Monday, August 8, 2011

I was on my way to becoming a domestic goddess, then I set the oven on fire

This weekend found me organizing, cooking and cleaning around the house and garage. Here's the list of accomplishments:

- Cooked Saturday breakfast of eggs, biscuits and homemade apple butter
- Finished (and folded!) the laundry
- Made a batch of tomato sauce from our Roma tomatoes
- Cleaned bathrooms
- Cleared out garage (almost) before the new garage-door installers arrive
- Sewed on missing button
- Assembled and baked three delicious tomato pies

I was feeling pretty good about myself until it was time to take the tomato pies out of the oven. They were in aluminum pie plates for freezing. I don't know what happened, but one pie decided to flip nearly upside down before I knew it. Tomatoes, cheese and stuff landed inside the oven. I turned the oven off and with my spatula I lifted the largest pieces off the oven floor and threw them in the sink. Half the pie was gone. The rest became lunch.

Sunday morning I started making blueberry muffins. I turned the oven on to pre-heat and headed to the basement to grab blueberries out of the freezer. I'd forgotten that, while I'd cleaned up SOME of the spilled pie, I hadn't gotten all of it.

The oven started to smoke but I thought "It'll burn off and be fine." It was NOT fine.

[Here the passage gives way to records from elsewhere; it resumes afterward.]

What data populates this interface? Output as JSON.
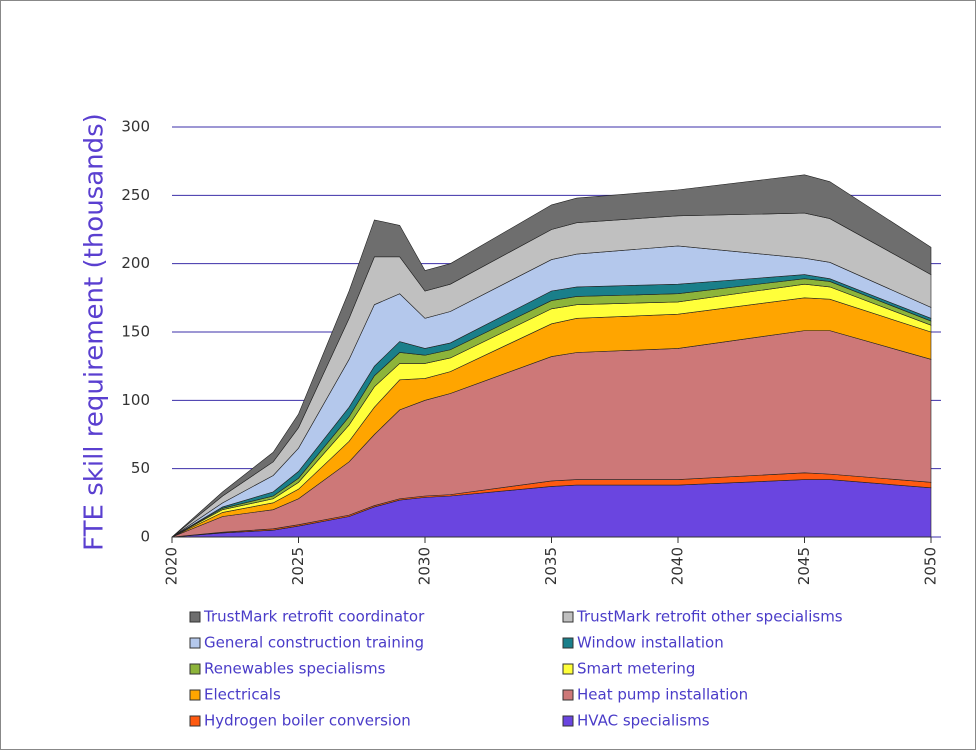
{
  "chart_data": {
    "type": "stacked-area",
    "ylabel": "FTE skill requirement (thousands)",
    "x": [
      2020,
      2022,
      2024,
      2025,
      2027,
      2028,
      2029,
      2030,
      2031,
      2035,
      2036,
      2040,
      2045,
      2046,
      2050
    ],
    "xlim": [
      2020,
      2050
    ],
    "xticks": [
      2020,
      2025,
      2030,
      2035,
      2040,
      2045,
      2050
    ],
    "ylim": [
      0,
      300
    ],
    "yticks": [
      0,
      50,
      100,
      150,
      200,
      250,
      300
    ],
    "grid": true,
    "series": [
      {
        "name": "HVAC specialisms",
        "color": "#6a45e0",
        "values": [
          0,
          3,
          5,
          8,
          15,
          22,
          27,
          29,
          30,
          37,
          38,
          38,
          42,
          42,
          36
        ]
      },
      {
        "name": "Hydrogen boiler conversion",
        "color": "#ff5a10",
        "values": [
          0,
          0.5,
          1,
          1,
          1,
          1,
          1,
          1,
          1,
          4,
          4,
          4,
          5,
          4,
          4
        ]
      },
      {
        "name": "Heat pump installation",
        "color": "#cd7878",
        "values": [
          0,
          11.5,
          14,
          19,
          39,
          52,
          65,
          70,
          74,
          91,
          93,
          96,
          104,
          105,
          90
        ]
      },
      {
        "name": "Electricals",
        "color": "#ffa500",
        "values": [
          0,
          3,
          5,
          7,
          15,
          20,
          22,
          16,
          16,
          24,
          25,
          25,
          24,
          23,
          20
        ]
      },
      {
        "name": "Smart metering",
        "color": "#ffff3a",
        "values": [
          0,
          2,
          3,
          5,
          12,
          15,
          12,
          11,
          10,
          11,
          10,
          9,
          10,
          9,
          5
        ]
      },
      {
        "name": "Renewables specialisms",
        "color": "#8db43a",
        "values": [
          0,
          1,
          2,
          3,
          6,
          8,
          8,
          6,
          6,
          6,
          6,
          6,
          4,
          4,
          3
        ]
      },
      {
        "name": "Window installation",
        "color": "#1a7f8a",
        "values": [
          0,
          1,
          3,
          5,
          7,
          7,
          8,
          5,
          5,
          7,
          7,
          7,
          3,
          2,
          2
        ]
      },
      {
        "name": "General construction training",
        "color": "#b4c8ec",
        "values": [
          0,
          3,
          12,
          17,
          35,
          45,
          35,
          22,
          23,
          23,
          24,
          28,
          12,
          12,
          8
        ]
      },
      {
        "name": "TrustMark retrofit other specialisms",
        "color": "#c0c0c0",
        "values": [
          0,
          5,
          10,
          15,
          30,
          35,
          27,
          20,
          20,
          22,
          23,
          22,
          33,
          32,
          24
        ]
      },
      {
        "name": "TrustMark retrofit coordinator",
        "color": "#6e6e6e",
        "values": [
          0,
          3,
          7,
          10,
          20,
          27,
          23,
          15,
          15,
          18,
          18,
          19,
          28,
          27,
          20
        ]
      }
    ]
  }
}
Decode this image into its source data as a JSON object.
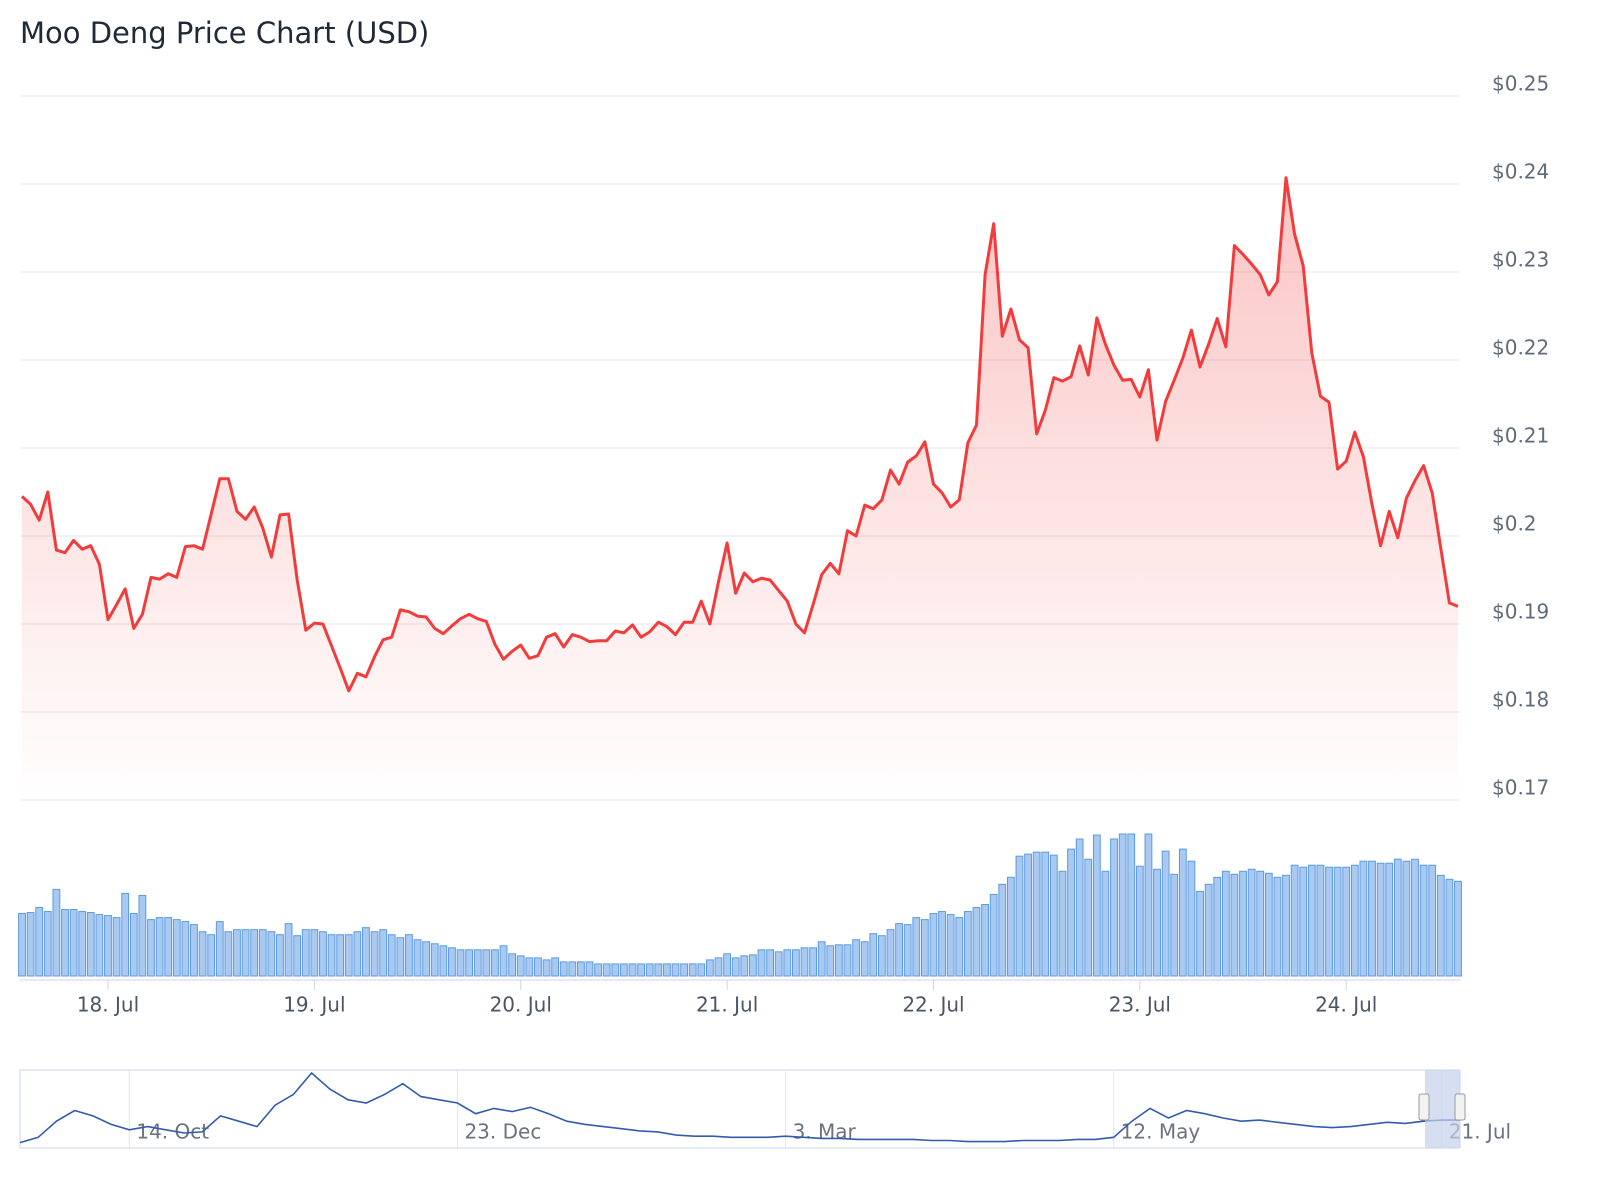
{
  "chart_data": [
    {
      "type": "line",
      "title": "Moo Deng Price Chart (USD)",
      "color": "#f23c3c",
      "grid": true,
      "ylim": [
        0.17,
        0.25
      ],
      "yticks": [
        {
          "value": 0.17,
          "label": "$0.17"
        },
        {
          "value": 0.18,
          "label": "$0.18"
        },
        {
          "value": 0.19,
          "label": "$0.19"
        },
        {
          "value": 0.2,
          "label": "$0.2"
        },
        {
          "value": 0.21,
          "label": "$0.21"
        },
        {
          "value": 0.22,
          "label": "$0.22"
        },
        {
          "value": 0.23,
          "label": "$0.23"
        },
        {
          "value": 0.24,
          "label": "$0.24"
        },
        {
          "value": 0.25,
          "label": "$0.25"
        }
      ],
      "categories": [
        null,
        null,
        null,
        null,
        null,
        null,
        null,
        null,
        null,
        null,
        "18. Jul",
        null,
        null,
        null,
        null,
        null,
        null,
        null,
        null,
        null,
        null,
        null,
        null,
        null,
        null,
        null,
        null,
        null,
        null,
        null,
        null,
        null,
        null,
        null,
        "19. Jul",
        null,
        null,
        null,
        null,
        null,
        null,
        null,
        null,
        null,
        null,
        null,
        null,
        null,
        null,
        null,
        null,
        null,
        null,
        null,
        null,
        null,
        null,
        null,
        "20. Jul",
        null,
        null,
        null,
        null,
        null,
        null,
        null,
        null,
        null,
        null,
        null,
        null,
        null,
        null,
        null,
        null,
        null,
        null,
        null,
        null,
        null,
        null,
        null,
        "21. Jul",
        null,
        null,
        null,
        null,
        null,
        null,
        null,
        null,
        null,
        null,
        null,
        null,
        null,
        null,
        null,
        null,
        null,
        null,
        null,
        null,
        null,
        null,
        null,
        "22. Jul",
        null,
        null,
        null,
        null,
        null,
        null,
        null,
        null,
        null,
        null,
        null,
        null,
        null,
        null,
        null,
        null,
        null,
        null,
        null,
        null,
        null,
        null,
        null,
        "23. Jul",
        null,
        null,
        null,
        null,
        null,
        null,
        null,
        null,
        null,
        null,
        null,
        null,
        null,
        null,
        null,
        null,
        null,
        null,
        null,
        null,
        null,
        null,
        null,
        "24. Jul",
        null,
        null,
        null,
        null,
        null,
        null,
        null,
        null,
        null,
        null,
        null,
        null,
        null
      ],
      "values": [
        0.2045,
        0.2036,
        0.2018,
        0.205,
        0.1984,
        0.1981,
        0.1995,
        0.1985,
        0.1989,
        0.1968,
        0.1905,
        0.1922,
        0.194,
        0.1895,
        0.1911,
        0.1953,
        0.1951,
        0.1957,
        0.1953,
        0.1988,
        0.1989,
        0.1985,
        0.2025,
        0.2065,
        0.2065,
        0.2028,
        0.2019,
        0.2033,
        0.2009,
        0.1976,
        0.2024,
        0.2025,
        0.195,
        0.1893,
        0.1901,
        0.19,
        0.1875,
        0.185,
        0.1824,
        0.1844,
        0.184,
        0.1863,
        0.1882,
        0.1885,
        0.1916,
        0.1914,
        0.1909,
        0.1908,
        0.1895,
        0.1889,
        0.1898,
        0.1906,
        0.1911,
        0.1906,
        0.1903,
        0.1877,
        0.186,
        0.1869,
        0.1876,
        0.1861,
        0.1864,
        0.1885,
        0.1889,
        0.1874,
        0.1888,
        0.1885,
        0.188,
        0.1881,
        0.1881,
        0.1892,
        0.189,
        0.1899,
        0.1885,
        0.1891,
        0.1902,
        0.1897,
        0.1888,
        0.1902,
        0.1902,
        0.1926,
        0.19,
        0.1948,
        0.1992,
        0.1935,
        0.1958,
        0.1948,
        0.1952,
        0.195,
        0.1938,
        0.1926,
        0.19,
        0.189,
        0.1922,
        0.1956,
        0.1969,
        0.1957,
        0.2006,
        0.2,
        0.2035,
        0.2031,
        0.2041,
        0.2075,
        0.2059,
        0.2084,
        0.2091,
        0.2107,
        0.2059,
        0.2049,
        0.2033,
        0.2041,
        0.2106,
        0.2126,
        0.2297,
        0.2355,
        0.2227,
        0.2258,
        0.2223,
        0.2214,
        0.2116,
        0.2143,
        0.218,
        0.2176,
        0.2181,
        0.2216,
        0.2183,
        0.2248,
        0.2218,
        0.2194,
        0.2177,
        0.2178,
        0.2158,
        0.2189,
        0.2109,
        0.2153,
        0.2177,
        0.2202,
        0.2234,
        0.2192,
        0.2218,
        0.2247,
        0.2215,
        0.233,
        0.232,
        0.2309,
        0.2297,
        0.2274,
        0.2289,
        0.2407,
        0.2343,
        0.2307,
        0.2208,
        0.2159,
        0.2152,
        0.2076,
        0.2085,
        0.2118,
        0.209,
        0.2036,
        0.1989,
        0.2028,
        0.1998,
        0.2043,
        0.2063,
        0.208,
        0.2049,
        0.1986,
        0.1924,
        0.192
      ]
    },
    {
      "type": "bar",
      "color": "#a9c9f0",
      "values": [
        62,
        63,
        68,
        64,
        86,
        66,
        66,
        64,
        63,
        61,
        60,
        58,
        82,
        62,
        80,
        56,
        58,
        58,
        56,
        54,
        51,
        44,
        41,
        54,
        44,
        46,
        46,
        46,
        46,
        44,
        41,
        52,
        40,
        46,
        46,
        44,
        41,
        41,
        41,
        44,
        48,
        44,
        46,
        41,
        38,
        41,
        36,
        34,
        32,
        30,
        28,
        26,
        26,
        26,
        26,
        26,
        30,
        22,
        20,
        18,
        18,
        16,
        18,
        14,
        14,
        14,
        14,
        12,
        12,
        12,
        12,
        12,
        12,
        12,
        12,
        12,
        12,
        12,
        12,
        12,
        16,
        18,
        22,
        18,
        20,
        21,
        26,
        26,
        24,
        26,
        26,
        28,
        28,
        34,
        30,
        31,
        31,
        36,
        34,
        42,
        40,
        46,
        52,
        51,
        58,
        56,
        62,
        64,
        61,
        58,
        64,
        68,
        71,
        81,
        91,
        98,
        119,
        121,
        123,
        123,
        120,
        104,
        126,
        136,
        116,
        140,
        104,
        136,
        141,
        141,
        109,
        141,
        106,
        124,
        101,
        126,
        114,
        84,
        91,
        98,
        104,
        101,
        104,
        106,
        104,
        102,
        98,
        100,
        110,
        108,
        110,
        110,
        108,
        108,
        108,
        110,
        114,
        114,
        112,
        112,
        116,
        114,
        116,
        110,
        110,
        100,
        96,
        94
      ]
    },
    {
      "type": "line",
      "color": "#335cad",
      "categories": [
        null,
        null,
        null,
        null,
        null,
        null,
        "14. Oct",
        null,
        null,
        null,
        null,
        null,
        null,
        null,
        null,
        null,
        null,
        null,
        null,
        null,
        null,
        null,
        null,
        null,
        "23. Dec",
        null,
        null,
        null,
        null,
        null,
        null,
        null,
        null,
        null,
        null,
        null,
        null,
        null,
        null,
        null,
        null,
        null,
        "3. Mar",
        null,
        null,
        null,
        null,
        null,
        null,
        null,
        null,
        null,
        null,
        null,
        null,
        null,
        null,
        null,
        null,
        null,
        "12. May",
        null,
        null,
        null,
        null,
        null,
        null,
        null,
        null,
        null,
        null,
        null,
        null,
        null,
        null,
        null,
        null,
        null,
        "21. Jul",
        null
      ],
      "values": [
        5,
        10,
        25,
        35,
        30,
        22,
        17,
        20,
        17,
        14,
        15,
        30,
        25,
        20,
        40,
        50,
        70,
        55,
        45,
        42,
        50,
        60,
        48,
        45,
        42,
        32,
        37,
        34,
        38,
        32,
        25,
        22,
        20,
        18,
        16,
        15,
        12,
        11,
        11,
        10,
        10,
        10,
        11,
        10,
        9,
        9,
        8,
        8,
        8,
        8,
        7,
        7,
        6,
        6,
        6,
        7,
        7,
        7,
        8,
        8,
        10,
        25,
        37,
        28,
        35,
        32,
        28,
        25,
        26,
        24,
        22,
        20,
        19,
        20,
        22,
        24,
        23,
        25,
        26,
        26
      ]
    }
  ]
}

Not at all. The smoke got worse so I turned on the vent fan. It got worse. Finally I opened the oven to see flames, big ones.

Not to worry dear readers: We put the fire out safely and no real damage was done.

Domestic Goddess? A girl can dream, can't she?

Thursday, August 4, 2011

Hipster blogs and faux journalism


I get nearly 99% of my news and information online. I stopped subscribing to the local paper (sorry to the folks who recently lost jobs) and I don't have TV anymore. I don't have enough free time to loll about in coffeeshops (though I wish I did) so I don't see those free weeklies.

I do, however, subscribe to about 40 feeds and I typically catch up on my reading during lunchtime in my office. I am annoyed.

More and more I'm seeing self-indulgent rants and egregious errors in grammar (or more often, word choice) on what I've begun calling "hipster blogs." The writers there seem to believe that they invented the green movement, and that no one ever wrote about music before 2005. According to some of them cooking at home, urban gardening and riding a bicycle to work NEVER EXISTED until they became adults last year a decade ago.

Now I know why many of them hate us Baby Boomers for our self-righteous attitudes and confidence that we are the coolest generation.

Among the worst offenders, however, are the ones who see political corruption everywhere and choose to be snarky about it. It's as if they believe that power corrupts and that any elected official or anyone who heads a public agency must be, without question, dishonest, unethical or worse -- doing their job. These writers stand in the shadows and snipe about what should have happened when the water main broke or how animal services should be run.

Today I'm annoyed by those who are self-appointed community boosters. In their cheerleader tones they tout food trucks and film festivals, art fairs and farmers markets, gelato and small batch bourbon. Their attitude seems to be THE MEDIA WILL NEVER TELL YOU ABOUT THESE COOL THINGS SO IT'S UP TO ME TO KEEP YOU INFORMED.

Maybe I'm just a curmudgeon. I'd be willing to admit that.